Toutefois, c'est une déception.

Premier constat, on frôle la publicité mensongère. Pour apprendre que cette Hypothèse du Lézard n'est qu'une courte nouvelle, ne remplissant qu'un tout petit quart du présent volume il vous faudra lire attentivement la quatrième de couverture ou vous référer à ce très discret "suivi de essais, hommages, appréciations & entretiens" qui figure en page de garde mais que Ruaud n'a pas jugé utile de remettre en couverture. Pour les trois quarts restants, on aura donc plutôt affaire à un essai. Le chafouin agacé pourra même parler d'essai d'essai. Entre une biographie ultra détaillée, mais qui n'apprendra rien de neuf aux fans, deux interviews de Moore lui-même (la première assez anecdotique, la seconde nettement plus roborative), et plusieurs exégèses de ses œuvres qui vont de l'intéressant à la franche pignole, celui qui n'est pas un admirateur inconditionnel du Raspoutine de Northampton risque de l'avoir un peu amère de voir son budget vacances ainsi amputé de 18 euros. Car on est ici dans le livre pour initiés. Simples amateurs s'abstenir.

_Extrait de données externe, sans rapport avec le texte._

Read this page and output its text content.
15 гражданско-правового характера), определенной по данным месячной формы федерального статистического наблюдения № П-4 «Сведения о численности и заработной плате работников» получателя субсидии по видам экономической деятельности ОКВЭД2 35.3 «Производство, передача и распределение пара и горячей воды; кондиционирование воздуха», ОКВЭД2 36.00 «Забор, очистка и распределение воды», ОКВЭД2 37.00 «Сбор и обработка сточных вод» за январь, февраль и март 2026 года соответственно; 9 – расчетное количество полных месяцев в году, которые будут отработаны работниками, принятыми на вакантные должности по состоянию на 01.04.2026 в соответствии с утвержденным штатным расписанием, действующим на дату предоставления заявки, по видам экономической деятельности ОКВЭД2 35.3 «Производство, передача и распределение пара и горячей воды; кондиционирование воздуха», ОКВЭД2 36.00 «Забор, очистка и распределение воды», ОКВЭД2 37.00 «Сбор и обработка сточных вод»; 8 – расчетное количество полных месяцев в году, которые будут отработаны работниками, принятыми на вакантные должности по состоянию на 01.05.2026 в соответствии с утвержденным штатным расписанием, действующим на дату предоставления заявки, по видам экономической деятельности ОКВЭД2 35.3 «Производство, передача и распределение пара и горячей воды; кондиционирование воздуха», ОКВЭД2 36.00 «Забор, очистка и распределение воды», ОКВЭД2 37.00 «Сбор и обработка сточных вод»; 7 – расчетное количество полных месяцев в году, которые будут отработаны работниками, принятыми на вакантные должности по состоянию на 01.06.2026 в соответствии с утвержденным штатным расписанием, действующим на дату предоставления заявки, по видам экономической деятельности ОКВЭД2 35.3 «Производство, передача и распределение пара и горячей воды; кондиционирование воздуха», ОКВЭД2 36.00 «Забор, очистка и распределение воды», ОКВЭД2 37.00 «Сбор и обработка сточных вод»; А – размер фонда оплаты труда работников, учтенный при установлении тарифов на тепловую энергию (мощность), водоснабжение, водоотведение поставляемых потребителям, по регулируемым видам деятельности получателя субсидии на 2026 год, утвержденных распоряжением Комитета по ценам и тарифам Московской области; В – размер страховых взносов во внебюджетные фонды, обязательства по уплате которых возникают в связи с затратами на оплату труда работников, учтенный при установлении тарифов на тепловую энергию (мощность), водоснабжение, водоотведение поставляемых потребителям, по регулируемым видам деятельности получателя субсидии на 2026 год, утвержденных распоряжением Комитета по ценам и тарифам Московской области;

Ne reste au final que cette curiosité initiale qui nous vaut cette débauche herméneutique : une nouvelle signée Alan Moore. Ce qui risque de vous occasionner bien des déceptions. Car le bonhomme n'est pas, et loin s'en faut, l'écrivain que l'on espérait. Cette courte histoire d'amour destructeur n'est qu'une demi-réussite. Certes, l'originalité de sa fantasy est suffisante pour vous emporter. La sensualité de son univers est envoûtante. Mais ce genre de performances, Moore l'a déjà accompli des dizaines de fois. C'est même sa marque de fabrique. Ce qui fait de lui le meilleur dans sa spécialité. Pour ce qui est du style, force est de constater que c'est très moyen. Sa prose est pataude, maladroite à force de trop systématiquement rechercher l'effet. L'usage presque systématique de figures de style lourdes infantilise son écriture et tend à ruiner la puissance de son imaginaire à force de redondance.

C'est finalement rassurant de se dire que même Alan Moore peut ne pas réussir parfaitement tout ce qu'il touche. En tout cas, ça décomplexe. Quoiqu'il en soit, à moins d'être un servant du culte, que From Hell soit votre bible et les Watchmen votre évangile, L'Hypothèse du Lézard est très largement dispensable.